Imagem de Nossa Senhora das Graças é destruída dentro de igreja em Salvador
Por Redação
A imagem de Nossa Senhora das Graças instalada no adro da Igreja Matriz da Paróquia Senhor Bom Jesus dos Milagres, no Largo dos Paranhos, no bairro do Matatu, em Salvador, foi destruída na manhã desta sexta-feira (11). A paróquia informou que constatou o dano por volta das 7h, ao chegar ao local para a celebração da Santa Missa.
A apuração é do portal AratuOn.
Segundo a comunidade religiosa, a imagem, confeccionada em cimento, foi deliberadamente quebrada. Em nota de repúdio, a paróquia classificou o episódio como um “grave ato” e afirmou que a destruição de um objeto de culto religioso também atinge o sentimento da comunidade católica.
PARÓQUIA ANUNCIA REGISTRO DA OCORRÊNCIA
A Paróquia Senhor Bom Jesus dos Milagres informou que pretende adotar as medidas cabíveis, incluindo o registro da ocorrência e a preservação e apresentação de eventuais imagens das câmeras de segurança para auxiliar na apuração do caso e na identificação dos responsáveis.
Na nota, a comunidade também afirma que a legislação brasileira protege o patrimônio, a liberdade e o sentimento religioso. O documento cita o artigo 163 do Código Penal, que trata do crime de dano, e o artigo 208, que prevê como crime vilipendiar publicamente ato ou objeto de culto religioso.
COMUNIDADE PEDE QUE NÃO HAJA REVIDE
A paróquia afirmou repudiar qualquer forma de intolerância religiosa, profanação, vandalismo, violência e desrespeito aos símbolos sagrados, independentemente da tradição religiosa atingida.

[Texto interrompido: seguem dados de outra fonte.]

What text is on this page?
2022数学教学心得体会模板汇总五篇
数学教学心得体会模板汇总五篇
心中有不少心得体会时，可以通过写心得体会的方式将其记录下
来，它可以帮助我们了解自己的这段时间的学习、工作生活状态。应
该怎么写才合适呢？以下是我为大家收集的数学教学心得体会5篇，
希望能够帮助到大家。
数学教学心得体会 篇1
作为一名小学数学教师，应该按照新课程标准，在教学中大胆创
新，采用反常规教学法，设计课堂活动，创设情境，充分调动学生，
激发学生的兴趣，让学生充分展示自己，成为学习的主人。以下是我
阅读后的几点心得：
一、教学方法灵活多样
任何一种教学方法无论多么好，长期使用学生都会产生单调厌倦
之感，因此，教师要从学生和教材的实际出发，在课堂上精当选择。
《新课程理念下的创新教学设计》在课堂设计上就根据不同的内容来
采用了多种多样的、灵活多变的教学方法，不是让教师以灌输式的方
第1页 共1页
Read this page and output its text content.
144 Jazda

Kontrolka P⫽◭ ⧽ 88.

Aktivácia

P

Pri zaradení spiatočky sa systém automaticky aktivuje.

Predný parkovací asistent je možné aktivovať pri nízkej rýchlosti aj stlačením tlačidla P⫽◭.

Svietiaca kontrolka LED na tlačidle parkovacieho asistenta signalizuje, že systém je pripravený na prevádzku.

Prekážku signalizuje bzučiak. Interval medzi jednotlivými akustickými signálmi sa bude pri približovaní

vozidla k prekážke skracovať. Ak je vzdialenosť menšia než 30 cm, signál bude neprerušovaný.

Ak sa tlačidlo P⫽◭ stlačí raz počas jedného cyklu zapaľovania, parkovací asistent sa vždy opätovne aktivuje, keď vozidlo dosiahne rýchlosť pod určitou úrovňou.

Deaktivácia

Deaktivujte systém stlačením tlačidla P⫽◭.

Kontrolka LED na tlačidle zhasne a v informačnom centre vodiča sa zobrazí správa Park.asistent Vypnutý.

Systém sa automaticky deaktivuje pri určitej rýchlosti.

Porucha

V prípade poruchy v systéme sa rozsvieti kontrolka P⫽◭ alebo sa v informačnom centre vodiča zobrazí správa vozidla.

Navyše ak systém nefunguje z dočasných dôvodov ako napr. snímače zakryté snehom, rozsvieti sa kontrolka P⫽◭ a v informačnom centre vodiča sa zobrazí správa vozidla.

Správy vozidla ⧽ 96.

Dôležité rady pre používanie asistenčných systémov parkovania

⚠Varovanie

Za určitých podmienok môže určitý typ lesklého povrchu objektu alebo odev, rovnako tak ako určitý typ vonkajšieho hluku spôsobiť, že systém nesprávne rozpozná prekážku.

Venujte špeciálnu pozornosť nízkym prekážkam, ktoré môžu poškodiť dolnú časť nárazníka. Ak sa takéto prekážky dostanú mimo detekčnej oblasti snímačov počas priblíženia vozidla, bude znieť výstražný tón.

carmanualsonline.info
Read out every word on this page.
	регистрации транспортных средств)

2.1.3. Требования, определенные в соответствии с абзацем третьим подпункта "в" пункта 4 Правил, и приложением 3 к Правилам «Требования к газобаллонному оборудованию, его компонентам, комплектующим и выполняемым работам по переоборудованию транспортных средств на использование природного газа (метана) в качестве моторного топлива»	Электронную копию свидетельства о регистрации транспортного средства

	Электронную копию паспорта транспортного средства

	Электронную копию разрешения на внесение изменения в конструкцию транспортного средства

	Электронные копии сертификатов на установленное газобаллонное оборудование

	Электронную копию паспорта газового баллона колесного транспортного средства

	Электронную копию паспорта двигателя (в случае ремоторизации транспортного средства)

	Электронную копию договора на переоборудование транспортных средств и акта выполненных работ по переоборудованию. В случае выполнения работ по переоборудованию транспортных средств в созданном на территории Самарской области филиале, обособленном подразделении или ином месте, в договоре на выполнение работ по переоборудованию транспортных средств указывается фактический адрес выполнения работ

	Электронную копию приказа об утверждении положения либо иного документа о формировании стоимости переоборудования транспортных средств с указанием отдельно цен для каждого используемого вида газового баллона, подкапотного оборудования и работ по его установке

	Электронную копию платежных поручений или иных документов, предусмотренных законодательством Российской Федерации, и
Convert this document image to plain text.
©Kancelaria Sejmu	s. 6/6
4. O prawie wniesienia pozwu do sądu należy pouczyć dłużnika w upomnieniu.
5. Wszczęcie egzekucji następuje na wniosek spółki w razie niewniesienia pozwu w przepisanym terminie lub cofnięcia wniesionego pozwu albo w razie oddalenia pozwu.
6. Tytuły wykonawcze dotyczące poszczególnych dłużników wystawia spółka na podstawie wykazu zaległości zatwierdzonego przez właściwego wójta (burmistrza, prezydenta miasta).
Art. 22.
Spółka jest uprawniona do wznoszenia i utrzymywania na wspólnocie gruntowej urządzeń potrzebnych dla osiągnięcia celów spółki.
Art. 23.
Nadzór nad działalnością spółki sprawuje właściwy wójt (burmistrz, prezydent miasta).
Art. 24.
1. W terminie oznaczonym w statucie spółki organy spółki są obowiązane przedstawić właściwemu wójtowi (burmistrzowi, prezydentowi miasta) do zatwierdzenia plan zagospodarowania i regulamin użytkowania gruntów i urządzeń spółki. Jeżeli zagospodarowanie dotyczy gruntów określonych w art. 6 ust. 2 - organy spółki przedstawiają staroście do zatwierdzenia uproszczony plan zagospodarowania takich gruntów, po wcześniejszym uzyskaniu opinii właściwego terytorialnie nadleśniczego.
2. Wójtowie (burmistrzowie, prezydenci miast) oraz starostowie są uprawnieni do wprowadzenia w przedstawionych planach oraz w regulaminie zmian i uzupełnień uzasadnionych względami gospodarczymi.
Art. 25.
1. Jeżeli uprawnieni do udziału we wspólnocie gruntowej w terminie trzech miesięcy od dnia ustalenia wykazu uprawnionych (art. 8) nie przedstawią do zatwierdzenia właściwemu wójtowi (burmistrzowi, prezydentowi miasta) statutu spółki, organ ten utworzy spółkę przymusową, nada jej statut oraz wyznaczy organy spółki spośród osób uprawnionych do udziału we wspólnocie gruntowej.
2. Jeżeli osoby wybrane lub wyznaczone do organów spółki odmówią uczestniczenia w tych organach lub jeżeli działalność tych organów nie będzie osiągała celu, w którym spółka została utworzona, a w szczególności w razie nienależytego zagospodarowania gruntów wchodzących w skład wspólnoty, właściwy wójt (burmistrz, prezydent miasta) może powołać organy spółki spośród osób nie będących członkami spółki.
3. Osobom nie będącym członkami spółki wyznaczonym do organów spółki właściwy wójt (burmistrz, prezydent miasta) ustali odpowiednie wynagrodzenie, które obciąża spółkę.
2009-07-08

“Como comunidade cristã, não responderemos à violência com violência. Contudo, o perdão cristão não significa omissão diante de um ato dessa gravidade”, afirmou o padre Valson Santos Sandes, pároco da Paróquia Senhor Bom Jesus dos Milagres.
A comunidade também pediu que os paroquianos permaneçam unidos em oração e não alimentem qualquer forma de revide ou julgamento precipitado.
“Defenderemos com serenidade, firmeza e pelos meios legais o patrimônio da Igreja, a dignidade dos nossos espaços sagrados e o direito de nossa comunidade de professar publicamente a sua fé”, declarou o pároco.